One of the very cool things about writing my critique book for Writer’s Digest is the timing. They’re doing a lot of reorganizing, shifting themselves–as I understand it–from several distinct businesses into one integrated community. I think I, and the book, are going to benefit greatly from this, not to mention having a fun ride along the way.
The whole online community thing is an amazing tool or toy, depending on how you look at it or how much you know about it. I feel as though I’m walking into a giant ocean, putting each foot down ahead of me very carefully, to see how deep I’m getting and to identify what’s actually swimming around out there. I know I can avoid the sharks, and I’m kind of excited that I might get to see some of those bright, colorful fish that hang out in the coral.

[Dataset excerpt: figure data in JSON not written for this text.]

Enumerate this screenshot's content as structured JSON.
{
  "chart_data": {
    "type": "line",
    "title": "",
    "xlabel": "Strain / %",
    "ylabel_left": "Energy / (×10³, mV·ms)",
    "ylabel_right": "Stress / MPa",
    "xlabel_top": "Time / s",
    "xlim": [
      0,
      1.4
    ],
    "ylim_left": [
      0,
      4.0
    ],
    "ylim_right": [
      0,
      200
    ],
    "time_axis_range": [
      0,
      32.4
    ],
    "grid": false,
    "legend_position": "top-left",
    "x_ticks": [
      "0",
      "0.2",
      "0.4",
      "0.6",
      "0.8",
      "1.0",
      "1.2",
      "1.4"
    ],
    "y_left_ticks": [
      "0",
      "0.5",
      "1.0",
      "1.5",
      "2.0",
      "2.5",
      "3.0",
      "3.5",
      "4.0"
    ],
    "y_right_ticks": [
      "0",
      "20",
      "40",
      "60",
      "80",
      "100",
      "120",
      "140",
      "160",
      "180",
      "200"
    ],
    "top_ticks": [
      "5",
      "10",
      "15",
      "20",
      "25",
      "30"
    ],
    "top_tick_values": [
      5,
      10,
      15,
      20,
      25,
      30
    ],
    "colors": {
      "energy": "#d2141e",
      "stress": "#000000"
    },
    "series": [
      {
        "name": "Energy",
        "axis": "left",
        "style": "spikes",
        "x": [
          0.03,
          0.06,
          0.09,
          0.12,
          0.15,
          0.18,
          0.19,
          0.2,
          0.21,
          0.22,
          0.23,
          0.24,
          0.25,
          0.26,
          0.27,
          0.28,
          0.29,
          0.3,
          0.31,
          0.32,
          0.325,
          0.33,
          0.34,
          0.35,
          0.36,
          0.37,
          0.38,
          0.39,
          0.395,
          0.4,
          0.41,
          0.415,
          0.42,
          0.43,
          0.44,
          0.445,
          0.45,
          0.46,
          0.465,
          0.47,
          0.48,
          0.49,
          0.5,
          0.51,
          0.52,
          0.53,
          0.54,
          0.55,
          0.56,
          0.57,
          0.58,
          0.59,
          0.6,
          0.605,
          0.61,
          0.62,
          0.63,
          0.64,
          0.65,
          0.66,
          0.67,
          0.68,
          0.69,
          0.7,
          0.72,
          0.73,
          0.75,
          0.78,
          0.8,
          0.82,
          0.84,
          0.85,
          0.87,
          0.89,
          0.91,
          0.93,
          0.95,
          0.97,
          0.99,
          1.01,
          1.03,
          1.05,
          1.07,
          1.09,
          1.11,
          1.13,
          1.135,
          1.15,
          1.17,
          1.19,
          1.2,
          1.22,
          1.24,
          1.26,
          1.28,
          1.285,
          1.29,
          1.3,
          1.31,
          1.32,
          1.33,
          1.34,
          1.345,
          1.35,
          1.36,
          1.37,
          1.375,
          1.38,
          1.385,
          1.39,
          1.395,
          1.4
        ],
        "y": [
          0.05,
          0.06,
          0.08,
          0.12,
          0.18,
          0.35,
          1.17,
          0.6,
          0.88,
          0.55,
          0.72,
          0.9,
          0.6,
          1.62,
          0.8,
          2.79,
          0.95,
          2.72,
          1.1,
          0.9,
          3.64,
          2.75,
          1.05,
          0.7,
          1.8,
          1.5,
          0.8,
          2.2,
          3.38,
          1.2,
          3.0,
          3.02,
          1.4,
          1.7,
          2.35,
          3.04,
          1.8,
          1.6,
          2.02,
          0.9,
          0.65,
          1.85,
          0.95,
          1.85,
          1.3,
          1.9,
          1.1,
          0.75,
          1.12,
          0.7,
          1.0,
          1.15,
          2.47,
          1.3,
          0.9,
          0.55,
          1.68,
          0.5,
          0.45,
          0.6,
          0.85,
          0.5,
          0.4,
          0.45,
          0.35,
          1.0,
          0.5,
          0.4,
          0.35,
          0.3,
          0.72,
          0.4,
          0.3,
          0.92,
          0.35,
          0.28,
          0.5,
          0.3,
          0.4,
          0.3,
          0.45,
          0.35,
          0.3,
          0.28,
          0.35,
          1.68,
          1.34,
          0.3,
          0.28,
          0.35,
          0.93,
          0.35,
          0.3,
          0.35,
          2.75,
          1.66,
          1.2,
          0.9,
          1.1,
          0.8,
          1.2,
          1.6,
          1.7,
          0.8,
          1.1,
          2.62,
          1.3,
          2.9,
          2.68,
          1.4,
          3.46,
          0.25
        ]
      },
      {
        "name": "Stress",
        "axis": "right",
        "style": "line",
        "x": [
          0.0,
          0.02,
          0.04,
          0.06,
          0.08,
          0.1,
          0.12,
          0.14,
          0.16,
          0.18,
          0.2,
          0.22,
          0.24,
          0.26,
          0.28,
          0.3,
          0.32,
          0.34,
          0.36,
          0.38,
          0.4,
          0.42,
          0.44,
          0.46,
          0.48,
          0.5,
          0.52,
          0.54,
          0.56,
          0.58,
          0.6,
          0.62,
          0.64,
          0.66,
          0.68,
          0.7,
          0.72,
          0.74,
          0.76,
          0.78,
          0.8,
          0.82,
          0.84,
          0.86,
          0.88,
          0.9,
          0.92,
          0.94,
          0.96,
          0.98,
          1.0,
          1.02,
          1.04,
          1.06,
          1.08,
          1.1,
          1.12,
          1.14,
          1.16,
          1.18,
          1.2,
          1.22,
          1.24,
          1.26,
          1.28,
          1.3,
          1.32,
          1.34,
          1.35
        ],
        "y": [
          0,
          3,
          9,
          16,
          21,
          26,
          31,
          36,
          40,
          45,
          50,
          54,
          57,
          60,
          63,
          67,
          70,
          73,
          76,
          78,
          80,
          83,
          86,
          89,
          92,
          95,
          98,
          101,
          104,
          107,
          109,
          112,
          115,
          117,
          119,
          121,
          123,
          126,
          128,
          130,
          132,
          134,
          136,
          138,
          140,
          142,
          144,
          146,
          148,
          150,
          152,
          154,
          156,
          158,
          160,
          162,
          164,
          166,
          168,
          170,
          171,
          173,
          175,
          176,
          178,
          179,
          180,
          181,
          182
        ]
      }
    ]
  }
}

In other words, I’m still learning!
So I thought I’d post a few links today to help you dip your own toes in. See what you think. And throw some of your theories, hopes, and worries about social networking into the comments!
This first one’s a bit intense, with a bit of a 1984/Big Brother feel to it, and the participants throwing around a lot of jargon and TLAs (Three-Letter Acronyms). But if you substitute “I” for “We” and pretend their talking about individual writers instead of big corporations…well, there’s some interesting stuff. Thanks to Jane Friedman for the link.
Martha Engber was doing a little research on Good Reads, which I’ve been wondering about lately. She’s got a good summary of how it works for marketing, as well as finding great book recommendations.
Mary Hershey and Robin LaFevers always have great info at their Shrinking Violet Promotions blog. In this post, they “reprint” Robyn Schneider’s “Facebook: A Guide for Authors.”
And Michelle Rafter has a post about how freelance writers can work with LinkedIn.